You would think so, right. In practice, however, there are sometimes considerable differences from state to state. While in Austria we now have 2.7 million digital identities, which represents an overwhelming level of acceptance in relation to the population, Germany, for example, is still a long way off. Then there are the trust centres that work closely with the government but do not follow eIDAS. The picture is similar in the business world. Banks, for example, have created their own identification options. We are still a long way from real harmonisation. This is not how digital Europe works.
Yet the legal framework and the requirements for electronic signatures and trust centres are precisely formulated in the eIDAS Regulation?
If it is all so clear, why has it not yet had the hoped-for widespread effect? There are currently even considerations at EU level to relax these regulations in order to perhaps promote acceptance. We at the ESD believe this is the wrong approach. It would lead to many individual national solutions. In my view, the regulations are not strict enough yet. Only absolute clarity and commitment will ultimately lead to the harmonisation we are striving for in Europe.
In countries like Estonia, we see a more progressive understanding of digitalisation. Acceptance seems to have reached a certain level there. What can we learn from this?
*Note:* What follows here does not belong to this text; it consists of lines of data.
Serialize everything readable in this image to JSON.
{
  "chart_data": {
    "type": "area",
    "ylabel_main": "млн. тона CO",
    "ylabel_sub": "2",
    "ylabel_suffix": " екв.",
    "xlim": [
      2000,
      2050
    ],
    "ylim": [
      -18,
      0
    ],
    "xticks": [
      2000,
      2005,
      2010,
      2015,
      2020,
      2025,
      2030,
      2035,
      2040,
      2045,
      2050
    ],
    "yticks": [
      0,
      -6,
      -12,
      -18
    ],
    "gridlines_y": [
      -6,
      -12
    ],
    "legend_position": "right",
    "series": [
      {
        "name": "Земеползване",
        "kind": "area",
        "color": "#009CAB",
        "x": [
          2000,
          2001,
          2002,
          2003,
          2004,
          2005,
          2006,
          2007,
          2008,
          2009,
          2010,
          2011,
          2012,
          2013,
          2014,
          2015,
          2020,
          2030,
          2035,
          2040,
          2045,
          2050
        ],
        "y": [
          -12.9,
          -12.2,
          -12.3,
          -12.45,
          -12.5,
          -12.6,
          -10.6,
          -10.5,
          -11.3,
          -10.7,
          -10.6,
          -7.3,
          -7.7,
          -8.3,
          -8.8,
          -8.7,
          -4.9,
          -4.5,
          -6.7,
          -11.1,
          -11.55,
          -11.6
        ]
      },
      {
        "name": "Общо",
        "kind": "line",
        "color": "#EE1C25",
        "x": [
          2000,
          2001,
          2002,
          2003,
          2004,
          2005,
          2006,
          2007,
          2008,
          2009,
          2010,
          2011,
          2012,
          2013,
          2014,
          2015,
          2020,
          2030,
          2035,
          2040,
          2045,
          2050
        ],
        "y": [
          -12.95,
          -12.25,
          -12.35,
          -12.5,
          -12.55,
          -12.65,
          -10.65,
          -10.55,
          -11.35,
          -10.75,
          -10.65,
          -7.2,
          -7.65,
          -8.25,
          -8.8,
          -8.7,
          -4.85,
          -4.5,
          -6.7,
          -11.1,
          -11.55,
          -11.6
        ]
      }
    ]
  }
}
Estonia is an interesting example because comprehensive digitalisation is an integral part of the political agenda. They have 1.3 million inhabitants and possession of a digital identity is required by law. Anyone can make a qualified electronic signature. And that shows a considerable difference in quality: if you just say, “Oh, please get a digital identity, that would be useful”, then it will be difficult. In the end, this only means that there is no serious digitalisation concept – and there cannot be.
“When it comes to digitalisation, politicians are largely in the dark.” – Michael Butz
Which is another way of saying political failure, or at least a certain timidity. Does the ESD also see itself as an advisor to a policy that, alongside climate protection and migration, has identified digitalisation as the third major playing field for the challenges of our time?
Absolutely. In the other two areas, there are specific approaches and a lot of expertise on how to get things moving. When it comes to digitalisation, politicians are largely in the dark. There are far too few experts who can really understand and assess the topic. The mere slogan “We need more digitalisation” is not enough. If you take the fight against cybercrime seriously, for example, then you need to know first: Who is on the other end of the line? This is an example that shows the impact that a comprehensive digital identity can have and how it can help to realise political intentions in practice in Europe. The attempts to achieve greater acceptance with educational programmes, for example, take far too long.
The global situation seems even less clear. Companies such as Google have long been creating their own, barely regulated laws when it comes to processing data.
This is the second major issue to which the ESD is committed. The big hyperscalers offer free cloud solutions and no user really knows what happens to their data. Ultimately, they do what they want. The ESD wants a cloud in Europe with a European infrastructure where everyone can store data, the GDPR is observed, the data belongs to the users and nothing is automatically analysed for marketing purposes. The global systems do not adhere to this at all, zero. They do not know GDPR. The Americans analyse millions of European data records. That is not the case the other way round.
If Europeans want to emancipate themselves, do they need a purely European solution?
A European solution for digital identities is definitely the basis. Perhaps just a small part of the big digital agenda. But to implement it, we need the knowledge and experience of the European trust centres. Otherwise, it will just be declarations of intent on data security and data protection issues.